Yeltsin Rallies Support, Moves to Placate Critics
Premier pledges to ease impact of reforms on industry and the people
MOSCOW
RUSSIAN President Boris Yeltsin rallied supporters around the banner of radical reform yesterday, but said a strategic retreat in some areas was needed to soften the impact of the austerity measures on the population.
"Only one avenue of advance has the right to exist now - the continuation of radical reforms," Mr. Yeltsin said in a speech to the Assembly of Russian Citizens. At the same time, the president promised changes in Russia's tax structure and increased aid to struggling industry, as well as more Cabinet changes.
Yeltsin's speech came the day before the opening of the sixth session of the Congress of People's Deputies, Russia's supreme legislative body. During the congress Yeltsin and his government expect fierce attacks from conservative legislators opposed to the fast pace of reform. The moves Yeltsin announced are seen as an attempt to seize the initiative from his opponents in the congress.
Yeltsin left no doubt during his address to the Russian assembly that he considered it the president's responsibility, not the parliament's, to oversee the transition from the old communist economic system to a market economy.
"With a multiparty system that is still in an embryonic state in Russia, and ... under the conditions of a deep crisis, a transition to a parliamentary form of government would be of course extremely difficult, undesirable, and inadmissible," Yeltsin thundered.
Many deputies in the congress say they want to trim the president's broad powers. In addition to chief executive, Yeltsin holds the positions of prime minister and defense minister.
Yeltsin sought to placate his critics over the weekend by announcing a series of Cabinet changes. The first move came late Thursday, when the president appointed Vasily Barchuk as finance minister, replacing Yegor Gaidar, who retained his position of deputy prime minister in charge of economic reform. In the succeeding days, Deputy Prime Minister Gennady Burbulis resigned from the governmental post, while staying on as state secretary. Yeltsin also removed unpopular Minister of Labor and Employment Alexa nder Shokhin, who, like Mr. Gaidar, kept his title of deputy prime minister.
In yesterday's speech, Yeltsin pledged to bring into the government entrepreneurs and industrial executives. The industrial sector has been hardest hit by the government's reforms. To ease the burden Gaidar wants to make 200 billion rubles (about $2 billion) in credits available to businesses. According to a government document, industrial enterprises have almost $700 billion rubles ($7 billion) in overdue loans.
On Saturday Gaidar played down the Cabinet reshuffling while talking to reporters in Nizhny Novgorod, about 300 miles east of Moscow.

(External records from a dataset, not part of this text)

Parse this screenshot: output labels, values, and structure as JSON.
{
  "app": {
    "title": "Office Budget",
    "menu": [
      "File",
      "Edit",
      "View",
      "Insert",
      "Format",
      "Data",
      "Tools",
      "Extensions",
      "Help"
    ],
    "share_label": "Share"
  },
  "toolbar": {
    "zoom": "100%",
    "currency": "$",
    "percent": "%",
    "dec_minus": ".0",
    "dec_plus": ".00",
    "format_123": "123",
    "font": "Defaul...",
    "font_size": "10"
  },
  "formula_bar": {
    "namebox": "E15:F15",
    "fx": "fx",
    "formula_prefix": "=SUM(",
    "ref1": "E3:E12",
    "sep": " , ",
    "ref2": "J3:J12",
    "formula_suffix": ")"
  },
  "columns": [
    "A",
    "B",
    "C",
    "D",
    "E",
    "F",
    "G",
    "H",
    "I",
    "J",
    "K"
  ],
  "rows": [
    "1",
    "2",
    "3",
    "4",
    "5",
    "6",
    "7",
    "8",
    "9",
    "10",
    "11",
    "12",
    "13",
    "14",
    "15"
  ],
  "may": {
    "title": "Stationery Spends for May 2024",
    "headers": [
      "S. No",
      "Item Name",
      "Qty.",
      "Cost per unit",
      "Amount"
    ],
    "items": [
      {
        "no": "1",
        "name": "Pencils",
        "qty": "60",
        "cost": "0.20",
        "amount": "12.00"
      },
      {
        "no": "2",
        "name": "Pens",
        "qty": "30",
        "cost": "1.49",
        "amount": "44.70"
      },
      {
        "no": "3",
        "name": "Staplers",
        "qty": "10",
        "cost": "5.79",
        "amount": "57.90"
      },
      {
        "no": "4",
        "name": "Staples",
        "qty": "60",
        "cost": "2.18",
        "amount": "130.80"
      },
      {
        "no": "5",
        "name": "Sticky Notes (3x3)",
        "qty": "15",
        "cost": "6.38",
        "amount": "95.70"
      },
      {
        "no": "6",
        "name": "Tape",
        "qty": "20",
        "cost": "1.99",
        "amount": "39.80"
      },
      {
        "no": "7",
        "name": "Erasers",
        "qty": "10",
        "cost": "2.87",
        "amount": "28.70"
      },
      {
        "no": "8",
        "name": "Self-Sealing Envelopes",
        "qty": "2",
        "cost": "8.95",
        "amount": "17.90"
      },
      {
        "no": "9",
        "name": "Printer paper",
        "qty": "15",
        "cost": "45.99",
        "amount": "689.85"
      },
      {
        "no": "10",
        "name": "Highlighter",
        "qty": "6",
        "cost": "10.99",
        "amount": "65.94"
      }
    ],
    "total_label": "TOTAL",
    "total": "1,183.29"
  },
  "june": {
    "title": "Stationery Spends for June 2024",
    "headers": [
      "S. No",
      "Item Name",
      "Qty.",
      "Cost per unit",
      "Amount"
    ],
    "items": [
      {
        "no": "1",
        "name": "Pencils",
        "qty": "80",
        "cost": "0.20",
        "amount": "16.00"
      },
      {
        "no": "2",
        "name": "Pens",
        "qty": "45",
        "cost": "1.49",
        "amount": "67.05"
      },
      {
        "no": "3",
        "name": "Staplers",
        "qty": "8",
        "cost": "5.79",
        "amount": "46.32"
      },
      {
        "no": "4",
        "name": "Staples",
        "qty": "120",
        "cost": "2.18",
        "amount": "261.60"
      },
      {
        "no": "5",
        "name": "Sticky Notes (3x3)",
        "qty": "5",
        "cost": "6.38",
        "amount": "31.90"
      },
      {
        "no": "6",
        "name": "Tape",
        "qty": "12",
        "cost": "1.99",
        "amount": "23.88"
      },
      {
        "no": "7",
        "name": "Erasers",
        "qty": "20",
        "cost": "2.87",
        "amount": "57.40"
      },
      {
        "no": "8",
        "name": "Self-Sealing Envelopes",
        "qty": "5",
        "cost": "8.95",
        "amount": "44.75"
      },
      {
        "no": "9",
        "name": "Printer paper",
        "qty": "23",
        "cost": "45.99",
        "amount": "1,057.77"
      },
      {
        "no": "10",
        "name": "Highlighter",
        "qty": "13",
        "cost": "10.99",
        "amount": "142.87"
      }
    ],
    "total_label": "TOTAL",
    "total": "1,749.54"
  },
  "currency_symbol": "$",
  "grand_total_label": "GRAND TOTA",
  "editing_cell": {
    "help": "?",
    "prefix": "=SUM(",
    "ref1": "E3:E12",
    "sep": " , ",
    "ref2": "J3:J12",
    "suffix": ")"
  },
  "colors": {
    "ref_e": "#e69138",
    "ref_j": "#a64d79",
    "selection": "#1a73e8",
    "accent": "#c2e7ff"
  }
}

"It will not strongly help the reform program," Gaidar said. "The real problem isn't the personnel problem. The real problem is the consequences and the consistency of the ... economic policy. And here you'll probably have the major battle in the congress."
Televised comments made by Parliament Speaker Ruslan Khasbulatov, a long-standing critic of government reform policies, on Saturday night appeared to support Gaidar's view. Mr. Khasbulatov dismissed the Cabinet reshuffle, saying it still comprised "people who have no idea what agriculture is and people who have no idea of what industry is."
Though giving the appearance of being defiant, Yeltsin actually incorporated many of Khasbulatov's previously proposed changes to the reform program in his speech yesterday.
During parliamentary debate last week, the speaker proposed a drastic overhaul of the tax structure. The value-added tax should be cut from 28 percent on most items to 20 percent, while levies on profits should rise up to 45 percent, Khasbulatov said. He called for measures to stimulate industry, and for increased welfare protection for the population.
Meanwhile, Yeltsin may be attempting to distract congress deputies from domestic problems by whipping up tension with neighboring Ukraine. On Friday he threatened to issue a decree placing the disputed Black Sea Fleet under Russian control in order to transfer it to the Commonwealth of Independent States armed forces. Ukraine and Russia have wrestled for control of the 300-vessel fleet since the breakup of the Soviet Union in December.
Ukraine insists on control of 30 percent of the fleet, which is headquartered at Sevastopol. Russia wants most of the ships, some of which are nuclear-capable, to remain under commonwealth jurisdiction.
In responding to the Russian leader's comments, Ukrainian President Leonid Kravchuk accused Russia of using intimidation tactics and vowed he would take "adequate" countermeasures if Yeltsin tried to seize control of the fleet for Russia.